Ma ciò che noto è il modo in cui i livelli del Conservatorismo pro-Brexit stanno iniziando ad assomigliare al vecchio predominio Protestante in Nord Irlanda: gli inglesi benestanti in cima, i loschi e provocatori pro-Brexit a metà della scala gerarchica che temono e che preferiscono non turbare, e i teppisti anti-immigrazione che non sono stati condannati da neanche uno dei loro maestri politici. Dopotutto, nessuno dei pro-Brexit dei primi due livelli vuole che i pro-Brexit della linea dura si arrabbino.

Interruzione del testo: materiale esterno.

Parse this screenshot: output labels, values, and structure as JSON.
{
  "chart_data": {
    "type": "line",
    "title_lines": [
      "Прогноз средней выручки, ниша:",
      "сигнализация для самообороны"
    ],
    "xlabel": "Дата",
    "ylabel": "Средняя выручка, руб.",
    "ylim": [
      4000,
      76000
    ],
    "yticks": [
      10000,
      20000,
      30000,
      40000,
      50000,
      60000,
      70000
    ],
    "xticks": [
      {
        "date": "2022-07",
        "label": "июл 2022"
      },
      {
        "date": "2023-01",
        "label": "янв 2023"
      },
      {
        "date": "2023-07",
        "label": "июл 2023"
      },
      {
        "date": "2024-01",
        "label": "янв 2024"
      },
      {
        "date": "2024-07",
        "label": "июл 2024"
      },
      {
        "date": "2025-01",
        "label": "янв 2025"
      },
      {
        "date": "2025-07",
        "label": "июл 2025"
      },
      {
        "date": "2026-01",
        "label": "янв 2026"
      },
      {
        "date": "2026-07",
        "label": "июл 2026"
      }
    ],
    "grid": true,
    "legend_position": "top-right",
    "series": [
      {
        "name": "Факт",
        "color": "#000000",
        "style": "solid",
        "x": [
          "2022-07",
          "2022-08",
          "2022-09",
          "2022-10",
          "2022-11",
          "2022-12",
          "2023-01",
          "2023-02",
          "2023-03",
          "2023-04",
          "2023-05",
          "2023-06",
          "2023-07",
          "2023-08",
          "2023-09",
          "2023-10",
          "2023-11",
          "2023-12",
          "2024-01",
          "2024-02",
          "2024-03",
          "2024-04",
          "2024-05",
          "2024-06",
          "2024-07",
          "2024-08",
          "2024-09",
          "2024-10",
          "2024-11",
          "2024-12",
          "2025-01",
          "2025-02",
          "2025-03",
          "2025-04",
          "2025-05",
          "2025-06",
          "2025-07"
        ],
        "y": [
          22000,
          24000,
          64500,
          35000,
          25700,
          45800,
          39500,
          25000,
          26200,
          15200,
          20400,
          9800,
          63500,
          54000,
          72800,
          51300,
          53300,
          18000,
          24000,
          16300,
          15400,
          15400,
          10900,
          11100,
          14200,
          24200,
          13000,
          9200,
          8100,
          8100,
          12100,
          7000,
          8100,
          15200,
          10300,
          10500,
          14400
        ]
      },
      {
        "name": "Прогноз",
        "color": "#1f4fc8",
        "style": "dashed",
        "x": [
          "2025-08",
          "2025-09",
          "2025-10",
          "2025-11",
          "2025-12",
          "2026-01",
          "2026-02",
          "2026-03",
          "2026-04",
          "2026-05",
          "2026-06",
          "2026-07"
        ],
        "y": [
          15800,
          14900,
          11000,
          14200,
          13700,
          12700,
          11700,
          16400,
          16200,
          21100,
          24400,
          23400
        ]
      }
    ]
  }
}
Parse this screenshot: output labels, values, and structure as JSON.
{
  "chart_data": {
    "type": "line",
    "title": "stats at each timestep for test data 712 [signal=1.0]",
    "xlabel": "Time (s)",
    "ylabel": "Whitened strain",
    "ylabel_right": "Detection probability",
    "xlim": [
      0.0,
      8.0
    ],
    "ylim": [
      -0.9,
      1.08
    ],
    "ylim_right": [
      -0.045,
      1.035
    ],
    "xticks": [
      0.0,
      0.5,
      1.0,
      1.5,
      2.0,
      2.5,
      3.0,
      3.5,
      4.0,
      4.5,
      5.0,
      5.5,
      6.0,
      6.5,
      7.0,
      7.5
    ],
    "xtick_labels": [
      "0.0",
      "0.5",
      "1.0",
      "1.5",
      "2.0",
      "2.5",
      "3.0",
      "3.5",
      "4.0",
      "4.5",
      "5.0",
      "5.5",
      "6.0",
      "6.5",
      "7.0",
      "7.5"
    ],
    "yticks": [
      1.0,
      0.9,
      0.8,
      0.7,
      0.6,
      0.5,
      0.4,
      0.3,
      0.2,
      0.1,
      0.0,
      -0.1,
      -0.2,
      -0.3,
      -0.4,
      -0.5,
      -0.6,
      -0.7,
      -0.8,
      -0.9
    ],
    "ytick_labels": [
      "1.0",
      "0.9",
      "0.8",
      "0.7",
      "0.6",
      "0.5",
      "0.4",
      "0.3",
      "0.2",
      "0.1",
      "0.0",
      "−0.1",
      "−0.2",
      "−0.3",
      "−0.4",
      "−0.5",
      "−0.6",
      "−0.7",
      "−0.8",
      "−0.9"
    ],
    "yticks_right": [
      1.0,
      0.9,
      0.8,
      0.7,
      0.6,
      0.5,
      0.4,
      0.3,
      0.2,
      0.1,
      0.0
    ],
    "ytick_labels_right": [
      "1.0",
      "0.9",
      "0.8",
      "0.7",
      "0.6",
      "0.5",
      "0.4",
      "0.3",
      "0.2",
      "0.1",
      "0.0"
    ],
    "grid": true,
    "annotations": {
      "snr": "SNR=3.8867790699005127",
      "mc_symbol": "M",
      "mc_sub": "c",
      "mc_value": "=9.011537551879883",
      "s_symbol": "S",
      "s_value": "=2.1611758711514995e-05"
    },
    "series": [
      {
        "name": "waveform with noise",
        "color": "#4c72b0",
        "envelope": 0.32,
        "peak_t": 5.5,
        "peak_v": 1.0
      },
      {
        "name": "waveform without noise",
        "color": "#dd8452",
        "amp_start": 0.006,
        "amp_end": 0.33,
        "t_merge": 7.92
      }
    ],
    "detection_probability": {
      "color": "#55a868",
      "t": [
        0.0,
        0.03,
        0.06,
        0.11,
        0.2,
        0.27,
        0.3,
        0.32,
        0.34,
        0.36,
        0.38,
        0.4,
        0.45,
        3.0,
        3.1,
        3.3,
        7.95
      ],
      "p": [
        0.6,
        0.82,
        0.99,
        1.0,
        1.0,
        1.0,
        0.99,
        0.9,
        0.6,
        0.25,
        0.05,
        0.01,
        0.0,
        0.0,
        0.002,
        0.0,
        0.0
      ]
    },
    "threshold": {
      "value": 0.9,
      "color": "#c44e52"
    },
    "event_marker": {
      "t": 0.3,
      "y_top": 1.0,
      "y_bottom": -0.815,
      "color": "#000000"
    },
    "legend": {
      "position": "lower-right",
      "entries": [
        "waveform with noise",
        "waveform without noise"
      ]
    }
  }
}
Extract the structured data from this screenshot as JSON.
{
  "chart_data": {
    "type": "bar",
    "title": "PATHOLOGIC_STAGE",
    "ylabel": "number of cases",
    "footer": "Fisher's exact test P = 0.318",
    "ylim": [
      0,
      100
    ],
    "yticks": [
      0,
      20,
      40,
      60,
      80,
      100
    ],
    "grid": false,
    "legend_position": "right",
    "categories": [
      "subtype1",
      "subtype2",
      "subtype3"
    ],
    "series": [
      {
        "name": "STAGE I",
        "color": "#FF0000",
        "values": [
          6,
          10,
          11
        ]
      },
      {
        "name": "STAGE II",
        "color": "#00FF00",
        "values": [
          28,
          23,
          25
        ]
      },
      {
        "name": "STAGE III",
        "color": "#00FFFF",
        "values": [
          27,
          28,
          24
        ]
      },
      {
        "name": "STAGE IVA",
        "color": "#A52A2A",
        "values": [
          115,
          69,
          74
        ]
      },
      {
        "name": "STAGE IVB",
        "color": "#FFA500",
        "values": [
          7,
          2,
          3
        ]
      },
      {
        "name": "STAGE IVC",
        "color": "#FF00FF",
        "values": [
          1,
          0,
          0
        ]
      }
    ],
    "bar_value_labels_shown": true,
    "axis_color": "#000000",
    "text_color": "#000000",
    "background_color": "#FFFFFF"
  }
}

Vorrei solo lanciare un avvertimento: queste persone si sentiranno fortemente furiose e tradite se una soft Brexit o un secondo referendum dovessero verificarsi, e questo dovrebbe preoccupare decisamente i membri del Parlamento nei prossimi giorni. E poi ci sono tutti i giornali, con i loro articoli sulle forze di sicurezza pronte ad un’esplosione di violenza post-Brexit. O post-non-Brexit. Sono quasi uguali ai reports che leggevamo da Belfast nel 1974. Che il cielo mi perdoni, qualcuno di quelli potrei averlo scritto io.
Vivevamo così a Belfast 45 anni fa, anche quando potevamo dimenticarci dell’IRA. I politici costituzionalisti cavalcarono la tigre… finché quella non li divorò. Per il cuore di un unionista Protestante, l’Ulster era più importante della Gran Bretagna, esattamente come il cuore del Tory Party è – e lo è da decenni – più importante della Gran Bretagna.
E ora i discendenti di quei Protestanti – questi super-lealisti che Theresa May ha cercato di corrompere – non rappresentando la popolazione del Nord Irlanda, esattamente come nel 1970, prendono a morsi il nostro povero Primo Ministro, insieme ai suoi dubbi amici pro-Brexit.
Che ironia! E che lezioni dal passato!